In my room, was also a young black girl and Indian guy from Nottingham, England. We talked some. We were even going to get coffee together, but because the guy took too long to get ready, I told her, I'm sorry. I can't wait any longer.

And I really couldn't, because I was getting bored and restless. And boredom is my bane.

I walked two hours to get to the cafe. I did it instead of taking the bus, which cost 30 cents.

Bus culture is different in Lima. When they pack you in, like sardines, seats become valuable. And generally ladies will block an aisle, to take a seat when someone gets off, suffocating the space between those seating and the isle.

They're so aggressive about it. So, after I learned the trick to blocking someone with your body. I had ladies slip through my space, or hold onto the same bar my hand was holding onto. And her hand would touch my hand - making me feel uncomfortable. So, I would release my hand. They would take my space. I would lose it.

Should I give up my space to a lady? Sometimes, I do it. Especially if they look kind. But sometimes, you meet someone that feels entitled to a seat. And entitlement can be a big turnoff.

In Lima, I didn't do much, because I felt all wound up and tight inside. I kept thinking about home and my pets and my mother, and I really hoped everyone at home was ok. There were many people in my hostel, a French mansion at one point.

I really liked the saloon - which is an entertainment room. It was large and looked like a classic ballroom dance floor. In my mind, I wondered if this was the kind of room the Lost Generation met in: Pablo Picasso, James Joyce, Gertrude Stein, Ernest Hemingway, F. Scott Fitzgerald and so on. I wonder often if there's a Lost Generation of artists meeting today that'll become as landmark as them.

There were people, who came and went. I didn't talk to many of them, because I was burnt out and didn't feel like socializing.

They served bread and coffee for breakfast. I never ate the bread. It was cheap and bad for the health.

The coffee was weak and stale, but the employee who served it smiled and asked how I was every morning. For some reason, that made it taste better.

The food in Lima and Peru, in general, is good here, except for at hostels. I ate fried chicken, which was brined before being deep fried. I had it with their salsa called ahi. And it tasted really good.

The ceviche, fish cooked in lime juice, was better than other countries. They add fried corn to it and pieces of fresh seaweed. The crunchiness and umami flavors of seaweed enhance the dish. It cost $1.50.

Anyways, that's all I really have to say about Lima. I'm coming back to eat more, later. But in Lima, I decided to go to the rainforest.
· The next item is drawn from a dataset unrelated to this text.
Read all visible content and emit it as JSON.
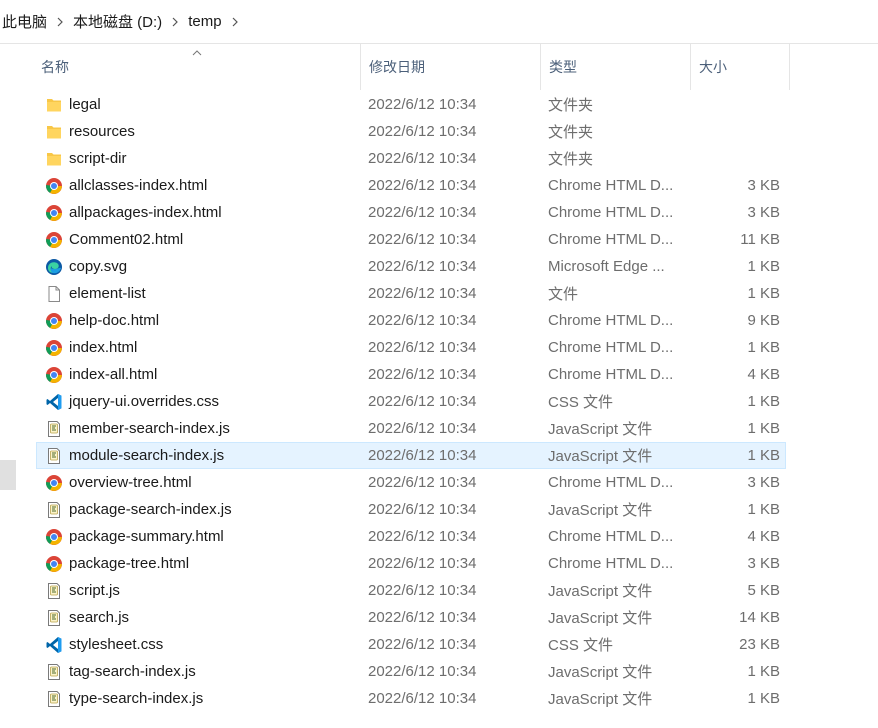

I'm writing to you from a cafe that overlooks the Amazon River.

A lady just watched me stare at the Amazon River, slow and silent and peaceful.

She asked me, "Are you dreaming?"

I said, "Maybe."

"About what?"

"I don't know."

She left the cafe.

I said "Buen viajes." (Safe travels.)

I have to plan out my next adventure and hopefully get more reading done. So far, I finished one book on nutrition, one episode of Sherlock, and one episode of the British version of Skins (which I'm now finished with).

I feel lost. How long until I'm found?